Treasury's Brainard: vital banks hold more capital
WASHINGTON |
WASHINGTON (Reuters) - Treasury Undersecretary Lael Brainard on Tuesday said the recent financial crisis underlines the necessity for banks worldwide to hold more capital to ensure they can weather downturns.
"The lesson is clear: more and higher quality capital must be at the core of our efforts to ensure a more resilient financial system less prone to failure," Brainard said in prepared testimony to a U.S. Senate Banking subcommittee.
Brainard, Treasury's under secretary for international affairs, said that it will also be a challenge to make sure that other nations enact financial reforms comparable to those embodied in the Dodd-Frank bill recently approved by Congress.
"We must develop the most globally convergent financial protections the world has ever attempted," she said. "It is critical to level the playing field -- while protecting against future financial crises and promoting economic growth."
Brainard said European bank stress tests, which are under way and are to be made public on Friday, should help create confidence as was the case when U.S. authorities stress-tested U.S. banks.
"While there is no one-size-fits-all approach to stress testing, this European effort, with the appropriate assumptions and disclosures, could play a helpful role in dispelling uncertainty about the financial condition of individual financial institutions in Europe...," she said.
In order to constrain risk-taking within the financial system, Brainard said governments must have authority to act if necessary under a common framework of supervision and regulation.

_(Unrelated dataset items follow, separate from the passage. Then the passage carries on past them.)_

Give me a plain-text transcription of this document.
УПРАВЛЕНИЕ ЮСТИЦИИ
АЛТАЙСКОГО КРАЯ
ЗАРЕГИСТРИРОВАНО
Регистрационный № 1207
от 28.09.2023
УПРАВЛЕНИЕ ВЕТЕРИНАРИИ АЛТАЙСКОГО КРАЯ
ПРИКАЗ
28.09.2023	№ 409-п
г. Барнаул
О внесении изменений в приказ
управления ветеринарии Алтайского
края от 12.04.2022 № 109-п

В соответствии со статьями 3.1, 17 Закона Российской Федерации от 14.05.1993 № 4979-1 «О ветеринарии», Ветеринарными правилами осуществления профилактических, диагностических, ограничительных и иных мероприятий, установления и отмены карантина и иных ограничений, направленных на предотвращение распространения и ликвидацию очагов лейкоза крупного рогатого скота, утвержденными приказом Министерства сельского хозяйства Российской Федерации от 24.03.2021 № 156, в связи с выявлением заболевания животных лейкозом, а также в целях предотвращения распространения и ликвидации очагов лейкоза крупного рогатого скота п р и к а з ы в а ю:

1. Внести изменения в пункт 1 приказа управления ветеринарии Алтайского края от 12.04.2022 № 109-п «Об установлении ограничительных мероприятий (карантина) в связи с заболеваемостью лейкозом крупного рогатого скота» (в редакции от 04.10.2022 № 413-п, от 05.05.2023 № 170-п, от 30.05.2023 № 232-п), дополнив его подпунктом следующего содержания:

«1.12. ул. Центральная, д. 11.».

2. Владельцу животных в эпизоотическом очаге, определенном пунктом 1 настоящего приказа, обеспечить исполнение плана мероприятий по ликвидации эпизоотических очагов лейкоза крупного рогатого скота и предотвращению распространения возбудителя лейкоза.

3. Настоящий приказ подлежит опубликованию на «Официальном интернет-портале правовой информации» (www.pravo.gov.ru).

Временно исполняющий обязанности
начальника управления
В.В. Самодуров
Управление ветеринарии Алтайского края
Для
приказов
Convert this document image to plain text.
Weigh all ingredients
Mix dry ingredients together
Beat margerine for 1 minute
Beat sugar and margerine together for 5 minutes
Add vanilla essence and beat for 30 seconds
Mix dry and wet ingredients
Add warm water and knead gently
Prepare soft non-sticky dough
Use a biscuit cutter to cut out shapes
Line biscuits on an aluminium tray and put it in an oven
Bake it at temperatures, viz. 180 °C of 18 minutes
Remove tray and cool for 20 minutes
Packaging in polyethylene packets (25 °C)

"All firms, products, and institutions that could pose significant risks to the system should be regulated -- thereby extending the perimeter of regulation," she said. That should also include stronger oversight of hedge funds and it will be vital to make sure that "international consistency" is applied in doing so.
Brainard said she would like to see other countries follow the same approach the U.S. has taken, in requiring advisers to hedge funds above a certain threshold in size register and report appropriate information to regulators.